The Virginian-Pilot
                             THE VIRGINIAN-PILOT 
              Copyright (c) 1995, Landmark Communications, Inc.

DATE: Monday, February 6, 1995               TAG: 9502060067
SECTION: LOCAL                    PAGE: B4   EDITION: FINAL 
SOURCE: BY VANEE VINES, STAFF WRITER 
DATELINE: WILLIAMSBURG                       LENGTH: Medium:   81 lines

COMMUNITY GOVERNMENTS AT CROSSROADS PORTSMOUTH SCHOOL BOARD PORTSMOUTH BOARD DITCHES PLAN TO PRIVATIZE SOME CITY SCHOOLS

The Portsmouth School Board on Sunday said that it didn't even want to reconsider the idea of privatizing any city schools.

Last July, in an effort to focus on more-pressing concerns, board members indefinitely put on hold plans to hire a private company to manage some schools.

On Sunday, the final day of a weekend retreat, they removed the idea from the shelf and trashed it.

``This board now doesn't even want to talk about it,'' Board Chairman J. Thomas Benn III said later.

The board made the decision during a review of priorities. Superintendent Richard D. Trumble said he wasn't surprised.

The nine-member board spent much of the weekend combing over budget proposals and emphasizing its desire to stick to the district's strategic plan - which is focused on worker involvement, goal-setting and communication within the school system.

Several board members talked of getting ``out of the box,'' or trying different approaches. But the board did not fully embrace either charter schools or privatization - two hot reform ideas.

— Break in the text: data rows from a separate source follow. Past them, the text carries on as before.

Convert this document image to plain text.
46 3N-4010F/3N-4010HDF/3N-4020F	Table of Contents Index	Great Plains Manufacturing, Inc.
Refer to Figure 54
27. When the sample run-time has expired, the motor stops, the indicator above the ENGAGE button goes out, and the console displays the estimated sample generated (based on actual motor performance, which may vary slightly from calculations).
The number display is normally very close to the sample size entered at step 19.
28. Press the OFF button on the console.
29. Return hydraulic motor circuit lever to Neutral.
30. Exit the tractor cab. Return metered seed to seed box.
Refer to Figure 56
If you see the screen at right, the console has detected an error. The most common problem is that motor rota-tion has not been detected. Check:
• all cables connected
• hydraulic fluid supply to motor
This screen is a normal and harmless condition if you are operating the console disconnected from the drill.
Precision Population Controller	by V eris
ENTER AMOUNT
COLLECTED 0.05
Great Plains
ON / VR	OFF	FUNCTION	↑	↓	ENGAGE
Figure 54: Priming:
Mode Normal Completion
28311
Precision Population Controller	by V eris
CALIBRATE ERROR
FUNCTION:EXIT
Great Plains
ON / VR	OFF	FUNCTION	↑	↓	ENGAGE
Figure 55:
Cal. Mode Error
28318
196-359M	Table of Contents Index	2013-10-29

The board also rejected site-based management. Under that concept, principals, teachers and parents would have more authority to make budget, personnel and other decisions governing their school. City schools already have school-improvement teams that make some decisions. But Trumble had hoped more liberal site-based management would encourage teams to be bolder.

``Maybe we need to talk about whether we really mean to ever get out of the box,'' Trumble said after the meeting. ``Do we ever really mean to break any paradigms?

``... More of the same will indeed get us the same results. ... We'll keep trying to encourage them (board members) to try something that is dramatically different from what we're doing.''

In late 1993, Trumble announced that he wanted to try private management of schools to see whether it could be financially efficient and help reverse flagging academic performance.

But he failed to win over many teachers, parents, civic groups and even some board members. One of the most vocal supporters of trying the concept - former board member Ralph W. Buxton - stepped down last summer when his term expired.

When Benn tossed out the idea Sunday to see whether the board wanted to keep it under consideration for the future, only three board members raised their hands in favor of the move: Louise G. ``Sis'' Walden, Lawrence W. I'Anson Jr. and Richard Crawford.

Vice Chairman James E. Bridgeford, Leah Stith, Ray A. Smith Sr. and Evelyn Hyman opted to drop the idea. The Rev. Charles H. Bowens II left the meeting early. Benn sided with the latter group.

``It's just something else that would take up our time,'' Bridgeford later said, explaining that the board's ``general feeling'' was to drop the idea. Stith said the idea was too divisive.

Board members also indicated that they had little interest in a local charter-school pilot project.

A re-examination of the alternative school program, now run by the for-profit company called Richard M. Milburn High School, and elementary school maintenance needs were listed as top priorities.

Several state politicians, apparently in response to Trumble's advocacy of charter schools, briefly discussed a Portsmouth pilot project. The legislature wants to study such schools for a year.

Walden was disappointed by the response to a pilot project and the privatization decision.

``There seems to be some notion to me that, in the future, we're going to have to address these things nationally,'' she said. ``I just want us to always be open to whatever is innovative that's going to ultimately improve the school systems of the United States of America. Portsmouth could be a leader.'' ILLUSTRATION: Superintendent Richard D. Trumble had wanted to see if a private

company could make schools more efficient.